The thing is you can swallow the way that things are talked about by other manufacturers for so long and you can believe what they say if you have confidence in them. And when it was explained to us that what a turntable, arm and cartridge is trying to do is to recreate in an open loop situation when the way in which a record is cut in a closed loop situation, then you take it for granted that this is the understanding and this is how it actually works. After a while you start thinking – because it doesn’t sound the way you think it ought to or measure the way you’d imagine – that there are clearly things wrong with it and how you can fix it.

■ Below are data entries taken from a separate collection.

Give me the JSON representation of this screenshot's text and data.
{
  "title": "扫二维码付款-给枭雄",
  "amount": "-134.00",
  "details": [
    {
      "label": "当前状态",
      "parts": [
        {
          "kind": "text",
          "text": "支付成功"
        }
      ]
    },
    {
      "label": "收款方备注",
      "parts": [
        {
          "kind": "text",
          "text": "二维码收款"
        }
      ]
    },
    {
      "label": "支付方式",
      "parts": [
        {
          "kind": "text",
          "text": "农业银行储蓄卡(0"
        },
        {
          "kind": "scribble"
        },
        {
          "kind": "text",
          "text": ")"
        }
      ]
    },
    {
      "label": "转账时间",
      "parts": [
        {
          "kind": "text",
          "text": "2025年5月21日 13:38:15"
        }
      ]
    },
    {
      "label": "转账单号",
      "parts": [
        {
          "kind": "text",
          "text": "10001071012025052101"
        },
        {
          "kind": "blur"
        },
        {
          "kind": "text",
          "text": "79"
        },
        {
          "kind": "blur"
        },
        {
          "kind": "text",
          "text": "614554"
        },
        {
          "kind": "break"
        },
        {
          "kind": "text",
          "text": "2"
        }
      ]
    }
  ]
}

When you cut a record the lacquer is absolutely microscopically flat. Yet vinyl records are anything but flat. Because of the way conventional arms work with conventional bearings, the stiction, and the way their mass is disposed, they tend to apply a torsional stress to the cartridge cantilever all the time the record is being played. So they tend to mistrack at higher frequencies and have other problems like phase relationships going to pot. Basically they sound bright and splashy. One of the solutions is to make a unipivot arm which is dynamically balanced – correctly – so that it can actually float around at subsonic frequencies, to deal with the warps and inequalities in the vinyl without putting torsional stress onto the cantilever.
There are of course other necessary properties in the arm’s design – like defining the bandwidth precisely and making sure that the phase response – mechanically – of the whole arm is correct. All these little details help and you’ve heard the results. We honestly wouldn’t have bothered to make the ARO unless we felt that it was going to be a lot better than anything anyone else had offered or was likely to offer. It’s a question of why make life difficult for yourself. If it’s easier to employ a unipivot – despite other people’s reservations about the principle – it doesn’t matter. We do it to please ourselves, so that we can continue enjoying our records at least until we can figure out how to make CDs work properly.

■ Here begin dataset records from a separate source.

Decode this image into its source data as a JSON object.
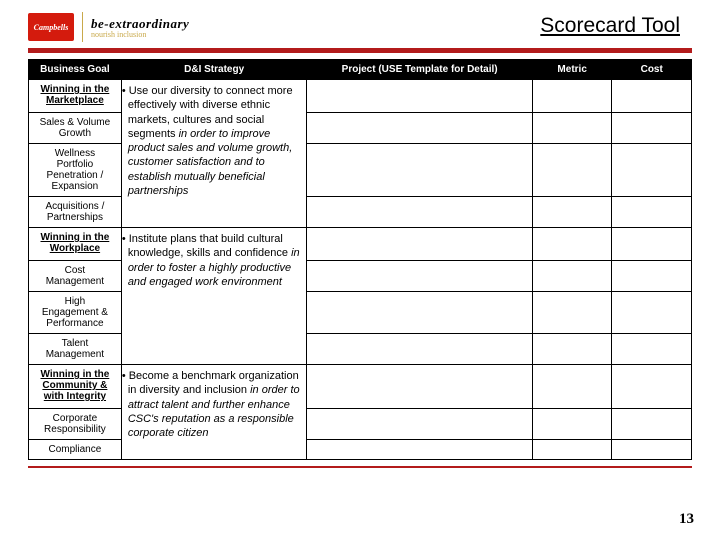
{
  "logo": {
    "brand": "Campbells",
    "tag_top": "be-extraordinary",
    "tag_sub": "nourish inclusion"
  },
  "title": "Scorecard Tool",
  "headers": {
    "goal": "Business Goal",
    "strategy": "D&I Strategy",
    "project": "Project (USE Template for Detail)",
    "metric": "Metric",
    "cost": "Cost"
  },
  "sections": [
    {
      "head": "Winning in the Marketplace",
      "subs": [
        "Sales & Volume Growth",
        "Wellness Portfolio Penetration / Expansion",
        "Acquisitions / Partnerships"
      ],
      "strategy_pre": "• Use our diversity to connect more effectively with diverse ethnic markets, cultures and social segments ",
      "strategy_italic": "in order to improve product sales and volume growth, customer satisfaction and to establish mutually beneficial partnerships"
    },
    {
      "head": "Winning in the Workplace",
      "subs": [
        "Cost Management",
        "High Engagement & Performance",
        "Talent Management"
      ],
      "strategy_pre": "• Institute plans that build cultural knowledge, skills and confidence ",
      "strategy_italic": "in order to foster a highly productive and engaged work environment"
    },
    {
      "head": "Winning in the Community & with Integrity",
      "subs": [
        "Corporate Responsibility",
        "Compliance"
      ],
      "strategy_pre": "• Become a benchmark organization in diversity and inclusion ",
      "strategy_italic": "in order to attract talent and further enhance CSC's reputation as a responsible corporate citizen"
    }
  ],
  "page": "13"
}
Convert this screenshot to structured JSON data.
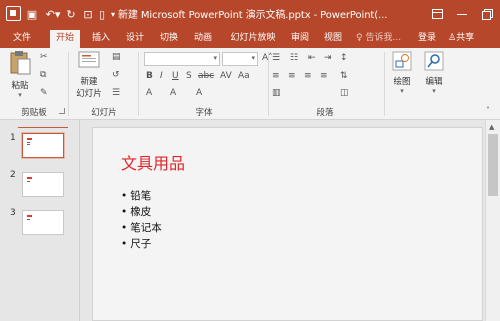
{
  "window": {
    "title": "新建 Microsoft PowerPoint 演示文稿.pptx - PowerPoint(...",
    "accent": "#b7472a"
  },
  "quick_access": {
    "save_icon": "save-icon",
    "undo_icon": "undo-icon",
    "redo_icon": "redo-icon",
    "present_icon": "present-icon",
    "new_icon": "new-file-icon",
    "customize_icon": "customize-icon"
  },
  "tabs": [
    {
      "label": "文件"
    },
    {
      "label": "开始"
    },
    {
      "label": "插入"
    },
    {
      "label": "设计"
    },
    {
      "label": "切换"
    },
    {
      "label": "动画"
    },
    {
      "label": "幻灯片放映"
    },
    {
      "label": "审阅"
    },
    {
      "label": "视图"
    }
  ],
  "tell_me": "告诉我...",
  "login": "登录",
  "share": "共享",
  "ribbon": {
    "groups": [
      {
        "label": "剪贴板"
      },
      {
        "label": "幻灯片"
      },
      {
        "label": "字体"
      },
      {
        "label": "段落"
      }
    ],
    "paste_label": "粘贴",
    "new_slide_label_1": "新建",
    "new_slide_label_2": "幻灯片",
    "draw_label": "绘图",
    "edit_label": "编辑",
    "font_name_value": "",
    "font_size_value": ""
  },
  "thumbnails": [
    {
      "number": "1"
    },
    {
      "number": "2"
    },
    {
      "number": "3"
    }
  ],
  "slide": {
    "title": "文具用品",
    "bullets": [
      "铅笔",
      "橡皮",
      "笔记本",
      "尺子"
    ],
    "title_color": "#e0262a"
  }
}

MS: Did you just admit to trying actively to improve CD reproduction?
JV: We think we know how to do that, but we’re concentrating on other projects at this particular moment. But we’re pretty sure we can improve CD replay – and that’s not by addressing the areas that other companies seem to focus on. I’m sure that the medium is not inherently flawed – a particular disc or recording may well be and there may be no way of fixing that, but we’re confident that using that format you can make discs that will sound better than anything on vinyl. If it’s done properly you have the inherent advantage of correct timing which with most turntables you don’t – they slow down when asked to work.
MS: But surely as a manufacturer primarily concerned with amplification components you are still dependent to a very large extent upon the turntable: if none that is available meet your criteria that must place you in an invidious situation?

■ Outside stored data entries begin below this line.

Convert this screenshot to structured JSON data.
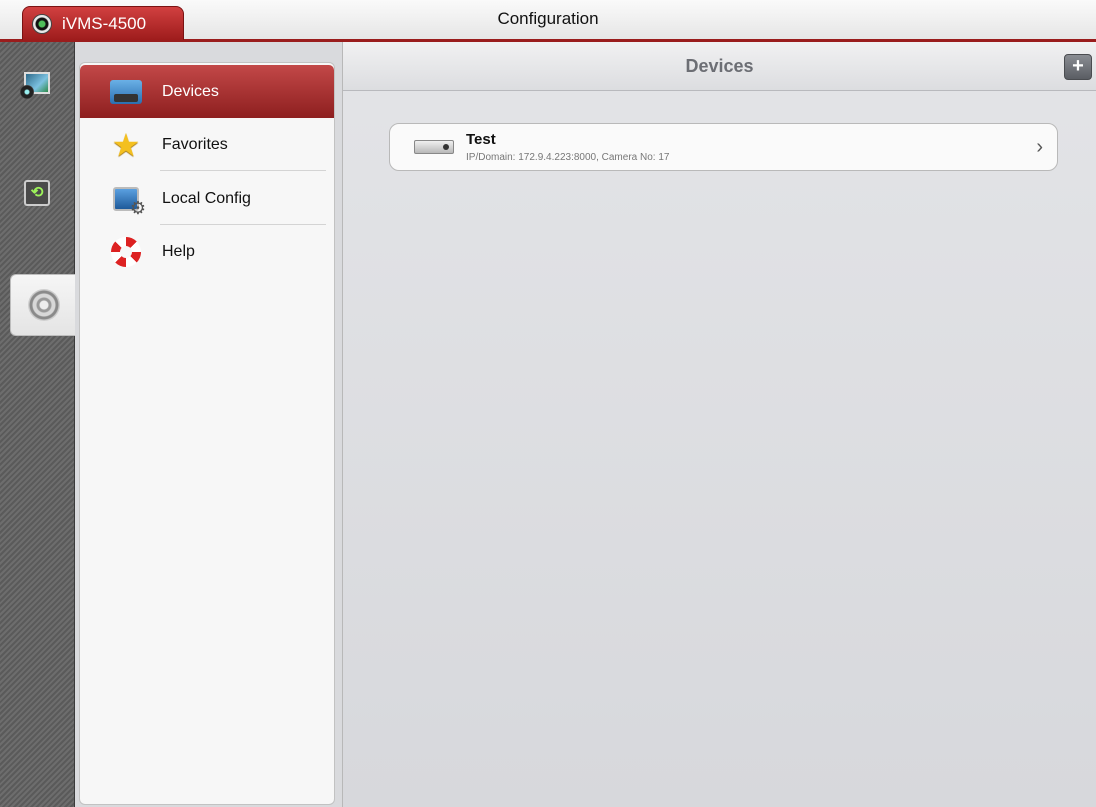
{
  "app": {
    "name": "iVMS-4500",
    "window_title": "Configuration"
  },
  "rail": {
    "items": [
      {
        "name": "live-view",
        "icon": "live-view-icon"
      },
      {
        "name": "playback",
        "icon": "playback-icon"
      },
      {
        "name": "configuration",
        "icon": "gear-icon",
        "selected": true
      }
    ]
  },
  "sidebar": {
    "items": [
      {
        "label": "Devices",
        "icon": "devices-folder-icon",
        "active": true
      },
      {
        "label": "Favorites",
        "icon": "star-icon"
      },
      {
        "label": "Local Config",
        "icon": "local-config-icon"
      },
      {
        "label": "Help",
        "icon": "lifebuoy-icon"
      }
    ]
  },
  "main": {
    "title": "Devices",
    "add_label": "+",
    "devices": [
      {
        "name": "Test",
        "detail": "IP/Domain: 172.9.4.223:8000, Camera No: 17"
      }
    ]
  },
  "colors": {
    "accent": "#9a1d1d",
    "active_item": "#b03434",
    "rail_bg": "#626262"
  }
}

JV: One has to accept the inherent compromises of each design and pick whichever suits one the best. There’s an answer that’s right for you and one that’s right for me. The fact that I would violently disagree with an awful lot of right-for-them answers – the particular thing of soundstage, detail, and depth and imagery, i.e. the presentation being more important than the content, I think is totally wrong. There’s no point in having great presentation unless you have the content. I’d far rather talk to Einstein on the telephone than talk face to face to a doorman in a hotel. One may be ‘live’ and ‘there’ and visual and all the rest, with perfect presentation and fidelity but it’s the content of the conversation that’s important.
MS: A good analogy, which I think neatly sums up the Naim philosophy and one that will nicely terminate this discussion – albeit at the expense of all your potential doorman customers.